Ведьмино зеркальце - стр. 24
– Ох, батюшка лесной, хозяин чащи, ты не дай сгинуть, отвади волков голодных от меня.
Голос Миры не громче снега падающего был: и так едва живая была она от усталости и слабости болезненной, а от ужаса и вовсе рассудка почти лишилась. Шептала тихо губами онемевшими, Лешего все умаслить пыталась. Хотела поклясться ему служить верно, коль выведет он ее к людям, да забоялась. Что, если Леший клятву ее примет да лешихой своей сделает? А такой судьбы Мира пуще смерти боялась.
Солнце давно перестало в чащу попадать, не пробивались лучи его сквозь купол плотный, темно в лесу совсем сделалось, и показалось Мире, что холод оттого еще злее стал. Где-то в чаще волки взвыли – тягуче, протяжно и жалобно – так, словно плакали о судьбе чьей-то несчастной да о жизни загубленной. Мирослава подумала, что о ней так плакать никто не станет – всем только легче будет, коль сгинет она насовсем. Так может, тогда и сопротивляться тому не стоит? Не знала она, сколько ноги ее еще нести смогут, силы таяли, а глаза закрывались от усталости против воли.

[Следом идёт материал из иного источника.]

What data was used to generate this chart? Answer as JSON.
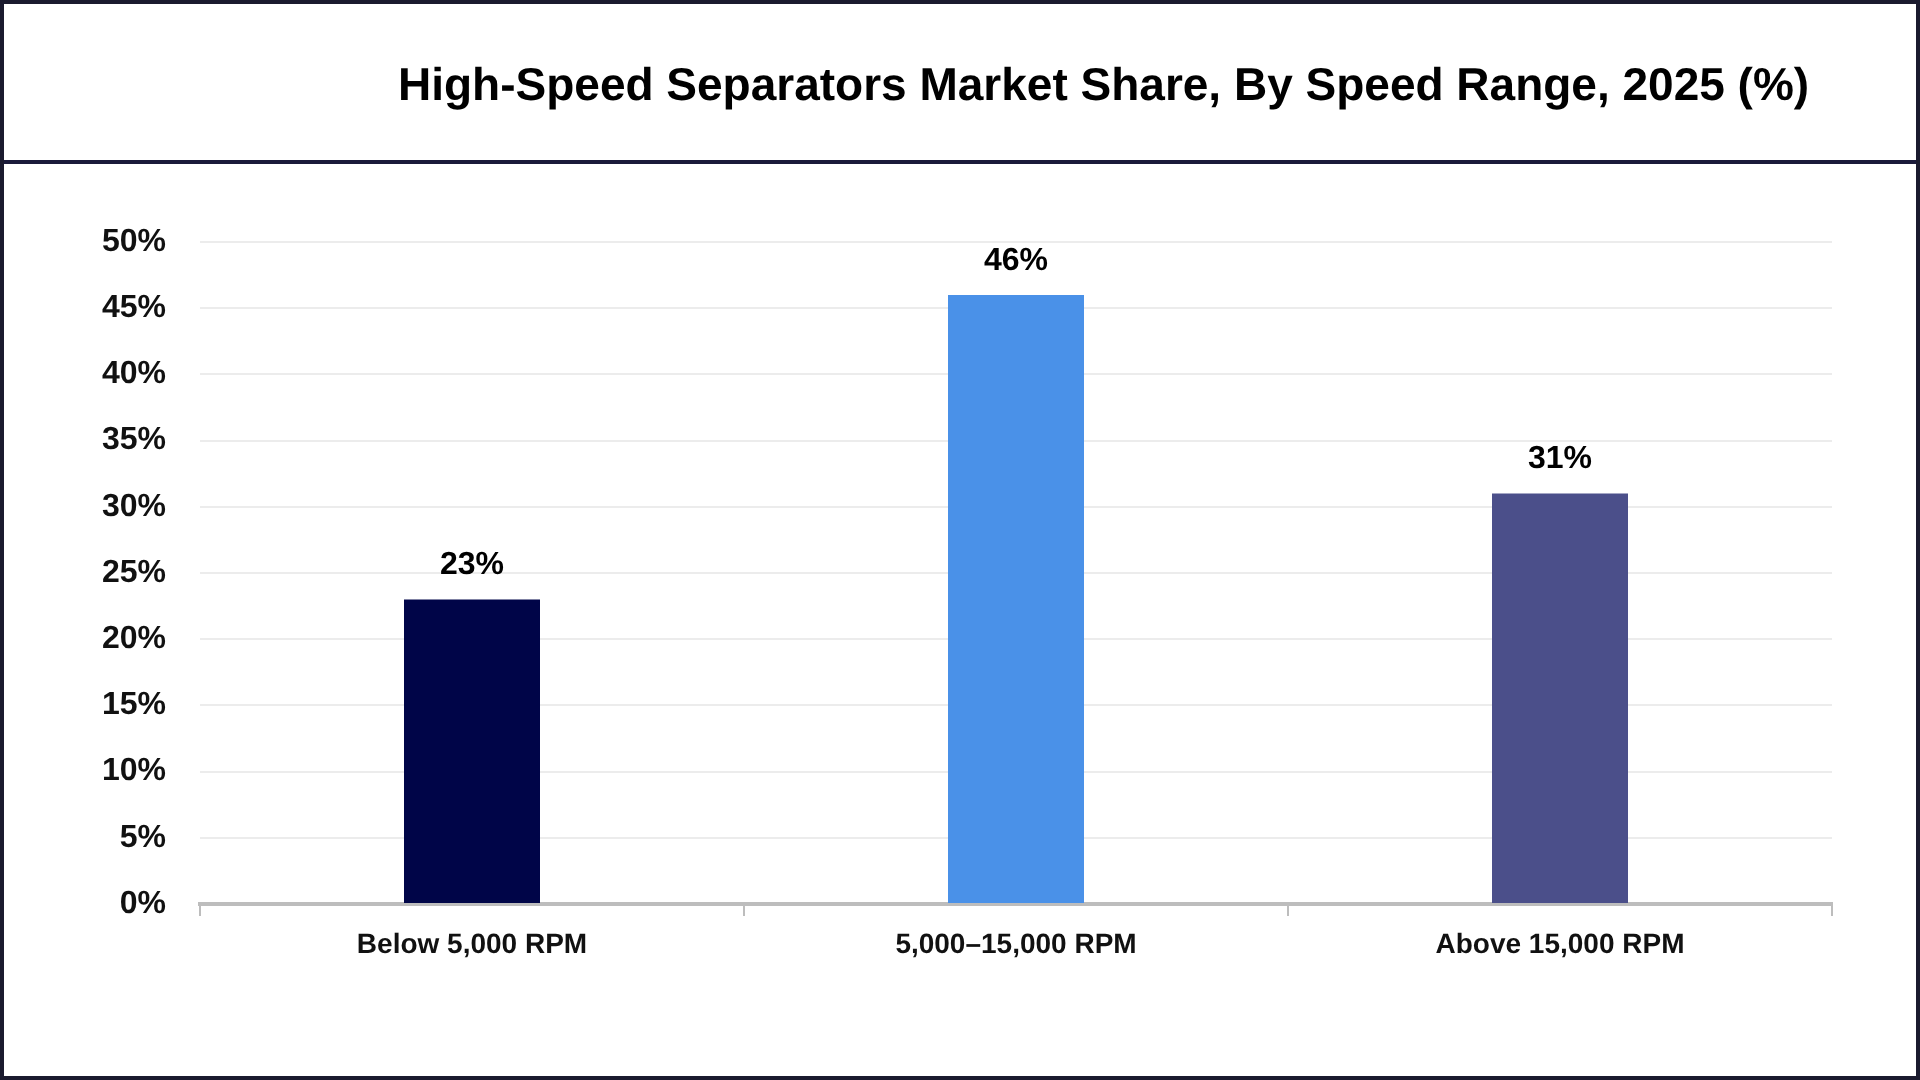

К вою волчьему хохот недобрый добавился. Знала Мира, это Леший веселится, и не понимала, радоваться ей, что пока ей разум не туманит хозяин лесной, аль печалиться, что все никак не погубит он ее. Сама никак не решалась она сесть помирать под сосну, но и идти больше не могла. Отказались ноги ее нести, подогнулись, заставляя Миру в снег рухнуть. Ладони холодом обожгло, только изо рта стон невольно вырвался – значит, кончился путь ее, тут ей и придется остаться.
Хохотнуло коротко где-то совсем рядом с Мирославой, да только ей уже все равно было. Понимала Мира, что с места не сдвинется, даже если волки, что выли так жалобно, придут ее зубами рвать. Значит, это и есть судьба ее.